Ele a beijou. Ela aceitou seu beijo, entreabrindo os lábios para sentir o gosto de sua língua. O amor renascia por alguns instantes, até o romantismo ser despertado pela voz do aeroporto, que dizia "última chamada". Com as mãos unidas, ela sorriu num lamento, dizendo que precisava ir. Os olhos dele marejaram, e sua voz emitiu apenas um "que pena que você vai".

Ela se encaminhou para o embarque. Ele virou as costas. Enfim ela iria embora, mas ele queria se poupar da visão dela partindo de uma vez. Caminhou a passos curtos, tentando digerir como seria a vida sem ela.

Atravessava a porta para pegar um táxi quando seu ombro recebeu um carinho. Era a mão dela. Virou-se bruscamente. Ela sorria, anunciando que descobriu que não precisava e que não queria mais ir. Os dois se abraçaram, girando de felicidade, para depois se entregarem ao beijo logo de um retorno de quem nunca se despediu. Fim.
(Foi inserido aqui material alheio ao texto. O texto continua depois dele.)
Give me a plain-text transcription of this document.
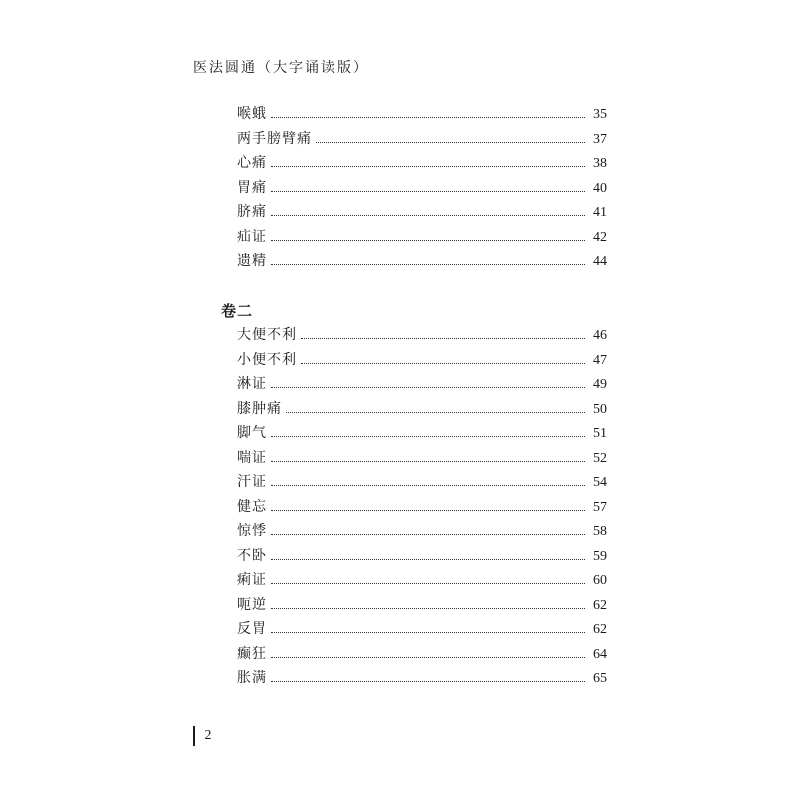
医法圆通（大字诵读版）
喉蛾	35
两手膀臂痛	37
心痛	38
胃痛	40
脐痛	41
疝证	42
遗精	44
卷二
大便不利	46
小便不利	47
淋证	49
膝肿痛	50
脚气	51
喘证	52
汗证	54
健忘	57
惊悸	58
不卧	59
痢证	60
呃逆	62
反胃	62
癫狂	64
胀满	65
2
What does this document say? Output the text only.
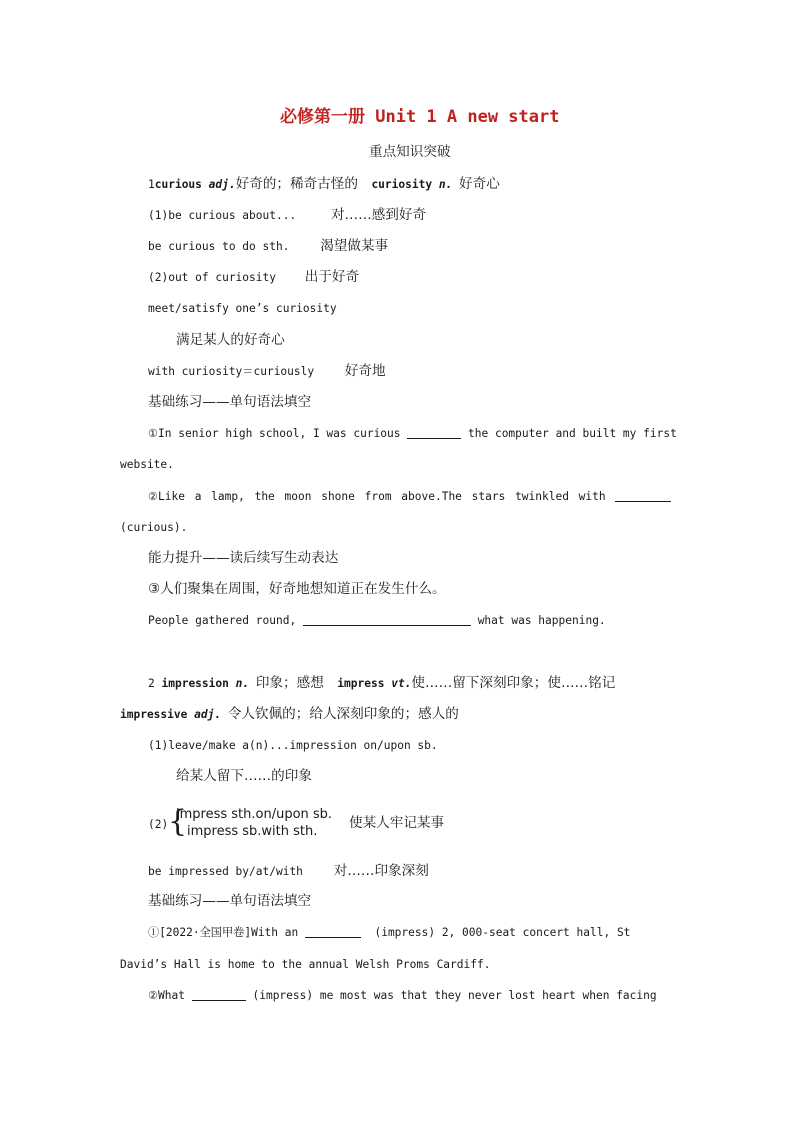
必修第一册 Unit 1 A new start
重点知识突破
1curious adj.好奇的；稀奇古怪的 curiosity n. 好奇心
(1)be curious about...	对……感到好奇
be curious to do sth. 渴望做某事
(2)out of curiosity 出于好奇
meet/satisfy one’s curiosity
满足某人的好奇心
with curiosity＝curiously 好奇地
基础练习——单句语法填空
①In senior high school, I was curious	the computer and built my first
website.
②Like a lamp, the moon shone from above.The stars twinkled with
(curious).
能力提升——读后续写生动表达
③人们聚集在周围，好奇地想知道正在发生什么。
People gathered round,	what was happening.
2 impression n. 印象；感想 impress vt.使……留下深刻印象；使……铭记
impressive adj. 令人钦佩的；给人深刻印象的；感人的
(1)leave/make a(n)...impression on/upon sb.
给某人留下……的印象
(2) {
impress sth.on/upon sb.
impress sb.with sth.
使某人牢记某事
be impressed by/at/with 对……印象深刻
基础练习——单句语法填空
①[2022·全国甲卷]With an	(impress) 2, 000-seat concert hall, St
David’s Hall is home to the annual Welsh Proms Cardiff.
②What	(impress) me most was that they never lost heart when facing
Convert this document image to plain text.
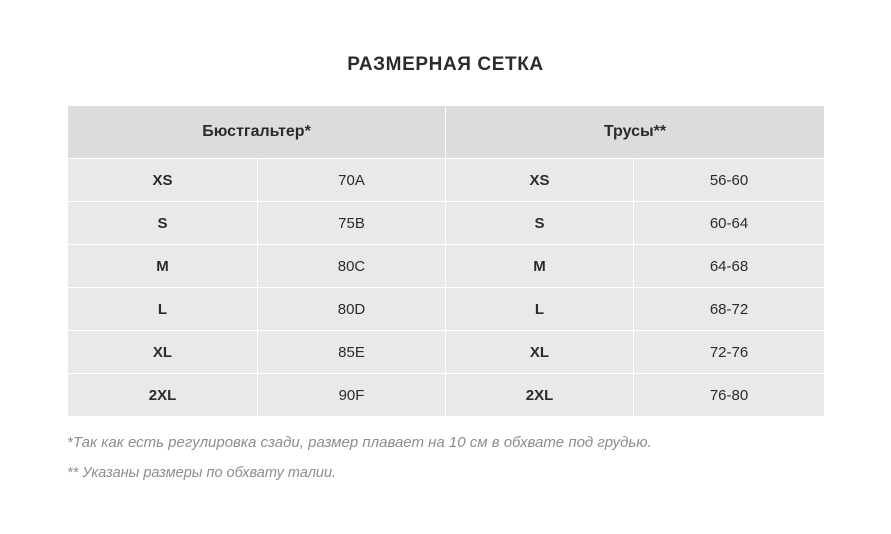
РАЗМЕРНАЯ СЕТКА
Бюстгальтер*		Трусы**	
XS	70A	XS	56-60
S	75B	S	60-64
M	80C	M	64-68
L	80D	L	68-72
XL	85E	XL	72-76
2XL	90F	2XL	76-80
*Так как есть регулировка сзади, размер плавает на 10 см в обхвате под грудью.
** Указаны размеры по обхвату талии.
Os letreiros subiram. Os olhos dele novamente se avermelhavam, como em todas as vezes que assistiu ao filme. Ele se emocionara mais uma vez com o final do casal. Mais uma vez estava ansioso para que seu desfecho fosse o mesmo do fim daquele filme barato que parecia tanto com sua vida. Desligou o DVD, a televisão, apagou as luzes e foi para a cama.

Com a luz da cabeceira acesa, releu o mais recente postal que ela havia mandado. Ela o chamava de "querido" e contava com muita felicidade que estava em Glasgow e ia se casar com um escocês natural de Edimburgo. Seu instinto era de rever o filme, para lá chorar de felicidade durante 100 minutos. Mas o sono falava mais alto, e só lhe restava, antes de adormecer, desejar que a catarse de um final feliz agora viesse povoar também os seus sonhos.